Charlotte Sometimes goes to horror movies, so you don’t have to. Except this is a horror movie that is well worth checking out if you like highbrow Euro trashy brilliance. It’s like if Eastenders met Suspira met Phantom Thread – with equal amounts phantom and thread. In 2010 the little-seen Rubber told the story of a murderous tyre (it’s well worth a look). Now, in 2019, we have the story of a killer dress in In Fabric.

Or do we? That’s what makes In Fabric such a delicious watch. Because that’s what it is, utterly delicious. It seamlessly blends horror and macabre comedy delivered with a deadpan expression and knowing tone. It’s beautifully shot, even the properly weird stuff is made to look beautiful. And there’s a lot of properly weird stuff. You find yourself feasting on the absurdity and delighting in the film’s boldness.

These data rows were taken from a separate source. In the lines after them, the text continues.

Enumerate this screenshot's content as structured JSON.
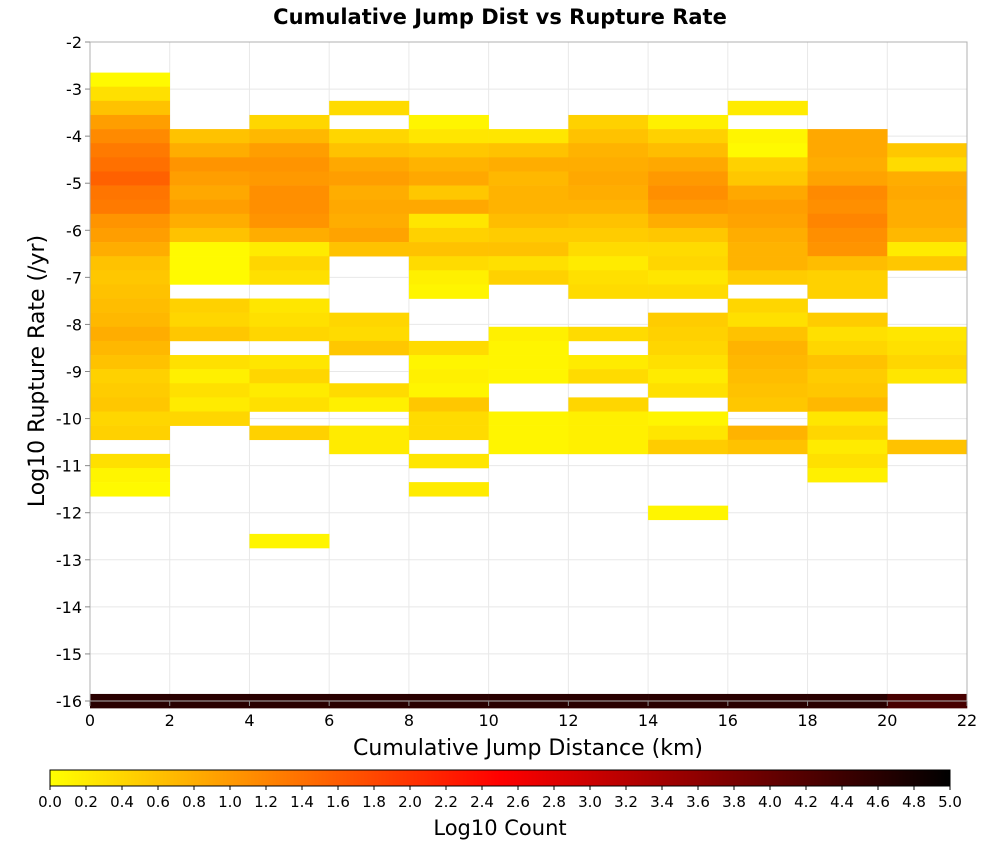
{
  "chart_data": {
    "type": "heatmap",
    "title": "Cumulative Jump Dist vs Rupture Rate",
    "xlabel": "Cumulative Jump Distance (km)",
    "ylabel": "Log10 Rupture Rate (/yr)",
    "xlim": [
      0,
      22
    ],
    "ylim": [
      -16,
      -2
    ],
    "x_ticks": [
      "0",
      "2",
      "4",
      "6",
      "8",
      "10",
      "12",
      "14",
      "16",
      "18",
      "20",
      "22"
    ],
    "y_ticks": [
      "-2",
      "-3",
      "-4",
      "-5",
      "-6",
      "-7",
      "-8",
      "-9",
      "-10",
      "-11",
      "-12",
      "-13",
      "-14",
      "-15",
      "-16"
    ],
    "x_bin_width": 2,
    "y_bin_height": 0.3,
    "grid": true,
    "colorbar": {
      "label": "Log10 Count",
      "range": [
        0,
        5
      ],
      "ticks": [
        "0.0",
        "0.2",
        "0.4",
        "0.6",
        "0.8",
        "1.0",
        "1.2",
        "1.4",
        "1.6",
        "1.8",
        "2.0",
        "2.2",
        "2.4",
        "2.6",
        "2.8",
        "3.0",
        "3.2",
        "3.4",
        "3.6",
        "3.8",
        "4.0",
        "4.2",
        "4.4",
        "4.6",
        "4.8",
        "5.0"
      ],
      "colors": [
        "#ffff00",
        "#ffaa00",
        "#ff5500",
        "#ff0000",
        "#aa0000",
        "#550000",
        "#000000"
      ]
    },
    "cells": [
      [
        1,
        -2.8,
        0.05
      ],
      [
        1,
        -3.1,
        0.3
      ],
      [
        1,
        -3.4,
        0.6
      ],
      [
        1,
        -3.7,
        0.95
      ],
      [
        1,
        -4.0,
        1.15
      ],
      [
        1,
        -4.3,
        1.3
      ],
      [
        1,
        -4.6,
        1.4
      ],
      [
        1,
        -4.9,
        1.55
      ],
      [
        1,
        -5.2,
        1.35
      ],
      [
        1,
        -5.5,
        1.3
      ],
      [
        1,
        -5.8,
        1.05
      ],
      [
        1,
        -6.1,
        0.95
      ],
      [
        1,
        -6.4,
        0.8
      ],
      [
        1,
        -6.7,
        0.6
      ],
      [
        1,
        -7.0,
        0.55
      ],
      [
        1,
        -7.3,
        0.6
      ],
      [
        1,
        -7.6,
        0.65
      ],
      [
        1,
        -7.9,
        0.7
      ],
      [
        1,
        -8.2,
        0.8
      ],
      [
        1,
        -8.5,
        0.7
      ],
      [
        1,
        -8.8,
        0.6
      ],
      [
        1,
        -9.1,
        0.45
      ],
      [
        1,
        -9.4,
        0.5
      ],
      [
        1,
        -9.7,
        0.55
      ],
      [
        1,
        -10.0,
        0.4
      ],
      [
        1,
        -10.3,
        0.45
      ],
      [
        1,
        -10.9,
        0.3
      ],
      [
        1,
        -11.2,
        0.1
      ],
      [
        1,
        -11.5,
        0.05
      ],
      [
        3,
        -4.0,
        0.6
      ],
      [
        3,
        -4.3,
        0.8
      ],
      [
        3,
        -4.6,
        1.05
      ],
      [
        3,
        -4.9,
        0.95
      ],
      [
        3,
        -5.2,
        0.85
      ],
      [
        3,
        -5.5,
        0.95
      ],
      [
        3,
        -5.8,
        0.8
      ],
      [
        3,
        -6.1,
        0.6
      ],
      [
        3,
        -6.4,
        0.05
      ],
      [
        3,
        -6.7,
        0.05
      ],
      [
        3,
        -7.0,
        0.05
      ],
      [
        3,
        -7.6,
        0.45
      ],
      [
        3,
        -7.9,
        0.4
      ],
      [
        3,
        -8.2,
        0.55
      ],
      [
        3,
        -8.8,
        0.3
      ],
      [
        3,
        -9.1,
        0.15
      ],
      [
        3,
        -9.4,
        0.3
      ],
      [
        3,
        -9.7,
        0.2
      ],
      [
        3,
        -10.0,
        0.4
      ],
      [
        5,
        -3.7,
        0.4
      ],
      [
        5,
        -4.0,
        0.7
      ],
      [
        5,
        -4.3,
        0.95
      ],
      [
        5,
        -4.6,
        1.05
      ],
      [
        5,
        -4.9,
        1.0
      ],
      [
        5,
        -5.2,
        1.1
      ],
      [
        5,
        -5.5,
        1.1
      ],
      [
        5,
        -5.8,
        1.05
      ],
      [
        5,
        -6.1,
        0.8
      ],
      [
        5,
        -6.4,
        0.2
      ],
      [
        5,
        -6.7,
        0.4
      ],
      [
        5,
        -7.0,
        0.3
      ],
      [
        5,
        -7.6,
        0.25
      ],
      [
        5,
        -7.9,
        0.3
      ],
      [
        5,
        -8.2,
        0.4
      ],
      [
        5,
        -8.8,
        0.25
      ],
      [
        5,
        -9.1,
        0.4
      ],
      [
        5,
        -9.4,
        0.2
      ],
      [
        5,
        -9.7,
        0.3
      ],
      [
        5,
        -10.3,
        0.45
      ],
      [
        5,
        -12.6,
        0.1
      ],
      [
        7,
        -3.4,
        0.35
      ],
      [
        7,
        -4.0,
        0.4
      ],
      [
        7,
        -4.3,
        0.6
      ],
      [
        7,
        -4.6,
        0.85
      ],
      [
        7,
        -4.9,
        0.95
      ],
      [
        7,
        -5.2,
        0.8
      ],
      [
        7,
        -5.5,
        0.85
      ],
      [
        7,
        -5.8,
        0.8
      ],
      [
        7,
        -6.1,
        0.9
      ],
      [
        7,
        -6.4,
        0.6
      ],
      [
        7,
        -7.9,
        0.4
      ],
      [
        7,
        -8.2,
        0.35
      ],
      [
        7,
        -8.5,
        0.55
      ],
      [
        7,
        -9.4,
        0.35
      ],
      [
        7,
        -9.7,
        0.15
      ],
      [
        7,
        -10.3,
        0.2
      ],
      [
        7,
        -10.6,
        0.2
      ],
      [
        9,
        -3.7,
        0.1
      ],
      [
        9,
        -4.0,
        0.25
      ],
      [
        9,
        -4.3,
        0.55
      ],
      [
        9,
        -4.6,
        0.75
      ],
      [
        9,
        -4.9,
        0.85
      ],
      [
        9,
        -5.2,
        0.55
      ],
      [
        9,
        -5.5,
        0.85
      ],
      [
        9,
        -5.8,
        0.25
      ],
      [
        9,
        -6.1,
        0.45
      ],
      [
        9,
        -6.4,
        0.6
      ],
      [
        9,
        -6.7,
        0.35
      ],
      [
        9,
        -7.0,
        0.15
      ],
      [
        9,
        -7.3,
        0.1
      ],
      [
        9,
        -8.5,
        0.35
      ],
      [
        9,
        -8.8,
        0.1
      ],
      [
        9,
        -9.1,
        0.15
      ],
      [
        9,
        -9.4,
        0.1
      ],
      [
        9,
        -9.7,
        0.55
      ],
      [
        9,
        -10.0,
        0.35
      ],
      [
        9,
        -10.3,
        0.35
      ],
      [
        9,
        -10.9,
        0.25
      ],
      [
        9,
        -11.5,
        0.2
      ],
      [
        11,
        -4.0,
        0.25
      ],
      [
        11,
        -4.3,
        0.6
      ],
      [
        11,
        -4.6,
        0.8
      ],
      [
        11,
        -4.9,
        0.7
      ],
      [
        11,
        -5.2,
        0.75
      ],
      [
        11,
        -5.5,
        0.75
      ],
      [
        11,
        -5.8,
        0.65
      ],
      [
        11,
        -6.1,
        0.5
      ],
      [
        11,
        -6.4,
        0.6
      ],
      [
        11,
        -6.7,
        0.3
      ],
      [
        11,
        -7.0,
        0.45
      ],
      [
        11,
        -8.2,
        0.15
      ],
      [
        11,
        -8.5,
        0.1
      ],
      [
        11,
        -8.8,
        0.1
      ],
      [
        11,
        -9.1,
        0.1
      ],
      [
        11,
        -10.0,
        0.1
      ],
      [
        11,
        -10.3,
        0.1
      ],
      [
        11,
        -10.6,
        0.1
      ],
      [
        13,
        -3.7,
        0.45
      ],
      [
        13,
        -4.0,
        0.6
      ],
      [
        13,
        -4.3,
        0.75
      ],
      [
        13,
        -4.6,
        0.8
      ],
      [
        13,
        -4.9,
        0.85
      ],
      [
        13,
        -5.2,
        0.8
      ],
      [
        13,
        -5.5,
        0.75
      ],
      [
        13,
        -5.8,
        0.6
      ],
      [
        13,
        -6.1,
        0.5
      ],
      [
        13,
        -6.4,
        0.35
      ],
      [
        13,
        -6.7,
        0.2
      ],
      [
        13,
        -7.0,
        0.3
      ],
      [
        13,
        -7.3,
        0.35
      ],
      [
        13,
        -8.2,
        0.35
      ],
      [
        13,
        -8.8,
        0.2
      ],
      [
        13,
        -9.1,
        0.35
      ],
      [
        13,
        -9.7,
        0.4
      ],
      [
        13,
        -10.0,
        0.15
      ],
      [
        13,
        -10.3,
        0.15
      ],
      [
        13,
        -10.6,
        0.15
      ],
      [
        15,
        -3.7,
        0.15
      ],
      [
        15,
        -4.0,
        0.45
      ],
      [
        15,
        -4.3,
        0.65
      ],
      [
        15,
        -4.6,
        0.85
      ],
      [
        15,
        -4.9,
        1.0
      ],
      [
        15,
        -5.2,
        1.1
      ],
      [
        15,
        -5.5,
        1.0
      ],
      [
        15,
        -5.8,
        0.8
      ],
      [
        15,
        -6.1,
        0.55
      ],
      [
        15,
        -6.4,
        0.35
      ],
      [
        15,
        -6.7,
        0.4
      ],
      [
        15,
        -7.0,
        0.25
      ],
      [
        15,
        -7.3,
        0.35
      ],
      [
        15,
        -7.9,
        0.5
      ],
      [
        15,
        -8.2,
        0.45
      ],
      [
        15,
        -8.5,
        0.4
      ],
      [
        15,
        -8.8,
        0.3
      ],
      [
        15,
        -9.1,
        0.2
      ],
      [
        15,
        -9.4,
        0.3
      ],
      [
        15,
        -10.0,
        0.1
      ],
      [
        15,
        -10.3,
        0.25
      ],
      [
        15,
        -10.6,
        0.5
      ],
      [
        15,
        -12.0,
        0.1
      ],
      [
        17,
        -3.4,
        0.2
      ],
      [
        17,
        -4.0,
        0.1
      ],
      [
        17,
        -4.3,
        0.05
      ],
      [
        17,
        -4.6,
        0.45
      ],
      [
        17,
        -4.9,
        0.55
      ],
      [
        17,
        -5.2,
        0.85
      ],
      [
        17,
        -5.5,
        0.95
      ],
      [
        17,
        -5.8,
        0.9
      ],
      [
        17,
        -6.1,
        0.8
      ],
      [
        17,
        -6.4,
        0.75
      ],
      [
        17,
        -6.7,
        0.75
      ],
      [
        17,
        -7.0,
        0.5
      ],
      [
        17,
        -7.6,
        0.4
      ],
      [
        17,
        -7.9,
        0.3
      ],
      [
        17,
        -8.2,
        0.6
      ],
      [
        17,
        -8.5,
        0.75
      ],
      [
        17,
        -8.8,
        0.7
      ],
      [
        17,
        -9.1,
        0.65
      ],
      [
        17,
        -9.4,
        0.6
      ],
      [
        17,
        -9.7,
        0.55
      ],
      [
        17,
        -10.3,
        0.75
      ],
      [
        17,
        -10.6,
        0.6
      ],
      [
        19,
        -4.0,
        0.85
      ],
      [
        19,
        -4.3,
        0.85
      ],
      [
        19,
        -4.6,
        0.8
      ],
      [
        19,
        -4.9,
        0.9
      ],
      [
        19,
        -5.2,
        1.15
      ],
      [
        19,
        -5.5,
        1.1
      ],
      [
        19,
        -5.8,
        1.2
      ],
      [
        19,
        -6.1,
        1.1
      ],
      [
        19,
        -6.4,
        1.05
      ],
      [
        19,
        -6.7,
        0.65
      ],
      [
        19,
        -7.0,
        0.45
      ],
      [
        19,
        -7.3,
        0.45
      ],
      [
        19,
        -7.9,
        0.5
      ],
      [
        19,
        -8.2,
        0.3
      ],
      [
        19,
        -8.5,
        0.4
      ],
      [
        19,
        -8.8,
        0.6
      ],
      [
        19,
        -9.1,
        0.5
      ],
      [
        19,
        -9.4,
        0.55
      ],
      [
        19,
        -9.7,
        0.7
      ],
      [
        19,
        -10.0,
        0.25
      ],
      [
        19,
        -10.3,
        0.4
      ],
      [
        19,
        -10.6,
        0.2
      ],
      [
        19,
        -10.9,
        0.3
      ],
      [
        19,
        -11.2,
        0.15
      ],
      [
        21,
        -4.3,
        0.55
      ],
      [
        21,
        -4.6,
        0.35
      ],
      [
        21,
        -4.9,
        0.8
      ],
      [
        21,
        -5.2,
        0.85
      ],
      [
        21,
        -5.5,
        0.8
      ],
      [
        21,
        -5.8,
        0.8
      ],
      [
        21,
        -6.1,
        0.7
      ],
      [
        21,
        -6.4,
        0.2
      ],
      [
        21,
        -6.7,
        0.55
      ],
      [
        21,
        -8.2,
        0.25
      ],
      [
        21,
        -8.5,
        0.3
      ],
      [
        21,
        -8.8,
        0.4
      ],
      [
        21,
        -9.1,
        0.25
      ],
      [
        21,
        -10.6,
        0.6
      ],
      [
        1,
        -16.0,
        4.6
      ],
      [
        3,
        -16.0,
        4.6
      ],
      [
        5,
        -16.0,
        4.6
      ],
      [
        7,
        -16.0,
        4.6
      ],
      [
        9,
        -16.0,
        4.6
      ],
      [
        11,
        -16.0,
        4.6
      ],
      [
        13,
        -16.0,
        4.6
      ],
      [
        15,
        -16.0,
        4.6
      ],
      [
        17,
        -16.0,
        4.6
      ],
      [
        19,
        -16.0,
        4.6
      ],
      [
        21,
        -16.0,
        4.3
      ]
    ]
  }
}
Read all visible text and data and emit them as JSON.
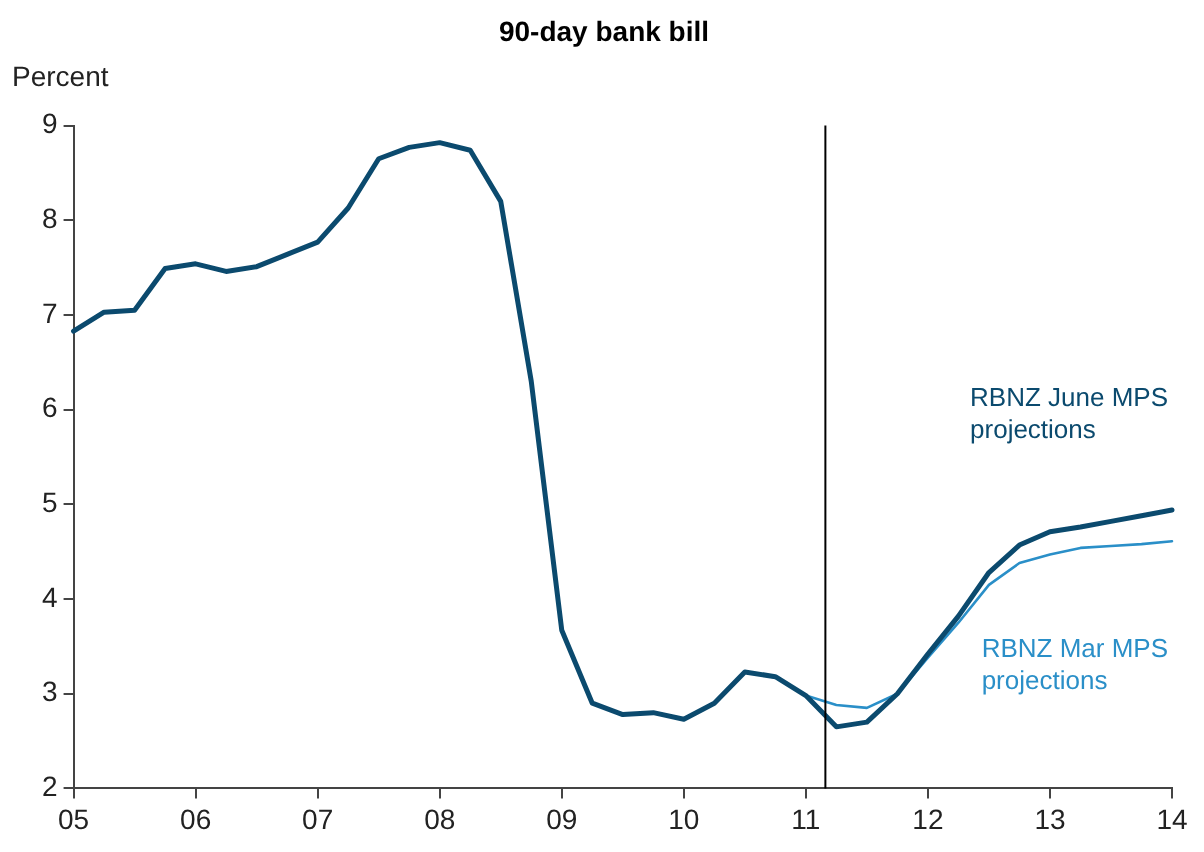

It’s hard to recall a recent film that has embraced the macabre so fully and with such surrealism. And with so much emotion. Unsurprisingly, the film isn’t just about the dress. Although set during the Winter sales season, when a ghost dress ensnares a range of victims, it manages to meditate a great deal on the nature of love, family and friendships.  But in the way Hereditary did, by inflicting horrible things on people who didn’t necessarily deserve it. The residents of the world of In Fabric are normal folk, to an almost boring extent. The reason they are chosen to receive the dress, or the reason the dress chooses them is never explained. It doesn’t really need to be.

We already bought into the concept from the outset.

Like George A.Romero’s 1978 Dawn of The Dead, this too is a condemnation of materialism and the traumas of consumerism – all within a meaningful horror parable that is essentially a descent into madness.

Captivating, raucous and utterly intoxicating.

In Fabric is available in selected cinemas and on VoD services now.